MAIN OBJECTIVE: To investigate the interaction between genetic susceptibility and dietary factors in the occurrence of breast cancer (BC) ill young women.
MAIN EXPECTED ACHIEVEMENT: To establish whether there are perspectives for reducing heritable BC risk through dietary modifications, to quantify their potential effect, and to develop strategies for preventive counselling. Germline mutations of BC genes such as BRCAl and 2 confer very high lifetime risk of developing BC . Several mutations carriers, however, do not develop BC at all or develop it only late in life. It is reasonable to hypothesise, therefore, that the penetrance of the genetic trait may be regulated through other genetic or non-genetic factors. The confirmation of an association of modifiable environment factors with the penetrance of BC genes would help establishing priorities for preventive trials and would open a new perspective for genetic counselling.

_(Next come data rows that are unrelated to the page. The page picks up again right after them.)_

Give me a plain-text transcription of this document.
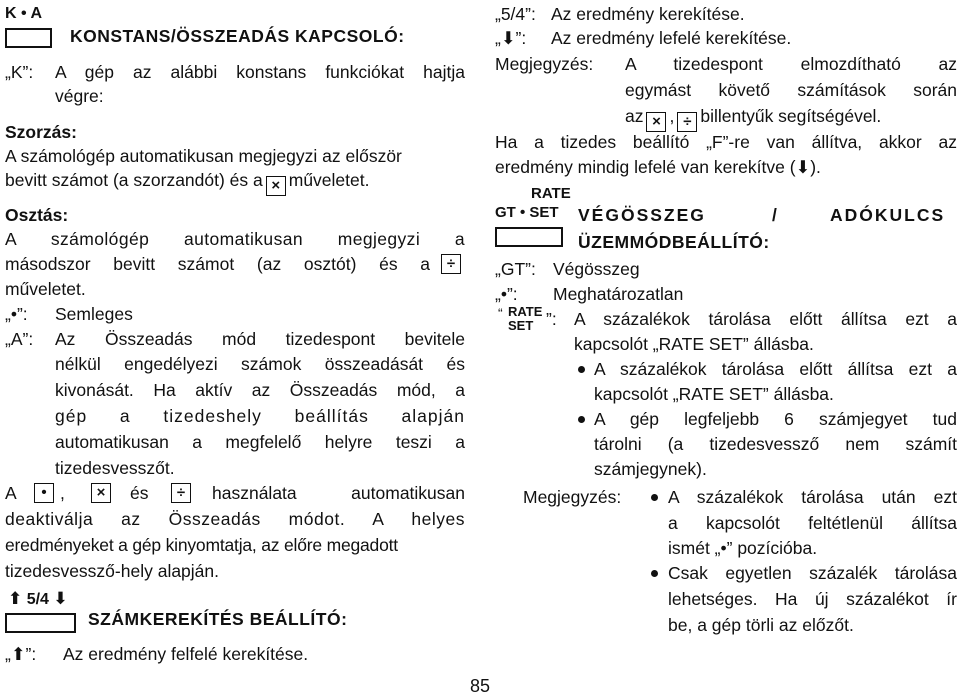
K • A
KONSTANS/ÖSSZEADÁS KAPCSOLÓ:
„K”: A gép az alábbi konstans funkciókat hajtja
végre:
Szorzás:
A számológép automatikusan megjegyzi az először
bevitt számot (a szorzandót) és a × műveletet.
Osztás:
A számológép automatikusan megjegyzi a
másodszor bevitt számot (az osztót) és a	÷
műveletet.
„•”: Semleges
„A”: Az Összeadás mód tizedespont bevitele
nélkül engedélyezi számok összeadását és
kivonását. Ha aktív az Összeadás mód, a
gép a tizedeshely beállítás alapján
automatikusan a megfelelő helyre teszi a
tizedesvesszőt.
A	• ,	×	és	÷	használata automatikusan
deaktiválja az Összeadás módot. A helyes
eredményeket a gép kinyomtatja, az előre megadott
tizedesvessző-hely alapján.
⬆ 5/4 ⬇
SZÁMKEREKÍTÉS BEÁLLÍTÓ:
„⬆”: Az eredmény felfelé kerekítése.
„5/4”: Az eredmény kerekítése.
„⬇”: Az eredmény lefelé kerekítése.
Megjegyzés: A tizedespont elmozdítható az
egymást követő számítások során
az × , ÷ billentyűk segítségével.
Ha a tizedes beállító „F”-re van állítva, akkor az
eredmény mindig lefelé van kerekítve (⬇).
RATE
GT • SET VÉGÖSSZEG	/	ADÓKULCS
ÜZEMMÓDBEÁLLÍTÓ:
„GT”: Végösszeg
„•”: Meghatározatlan
“ RATE
SET ”: A százalékok tárolása előtt állítsa ezt a
kapcsolót „RATE SET” állásba.
A százalékok tárolása előtt állítsa ezt a
kapcsolót „RATE SET” állásba.
A gép legfeljebb 6 számjegyet tud
tárolni (a tizedesvessző nem számít
számjegynek).
Megjegyzés:	A százalékok tárolása után ezt
a kapcsolót feltétlenül állítsa
ismét „•” pozícióba.
Csak egyetlen százalék tárolása
lehetséges. Ha új százalékot ír
be, a gép törli az előzőt.
85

- Establishment of the COS Working Group and election of a Steering Committee
- Agreed protocol and questionnaires
- Data base of patients recruited
- Software for classifying families
- Paper on "Selecting families for genetic susceptibility testing"
- Systematic case-only analyses of gene-environment interactions
- Scientific paper(s) on the effects of diet on the expression of BRCA genes
- Final workshop and planning of further studies.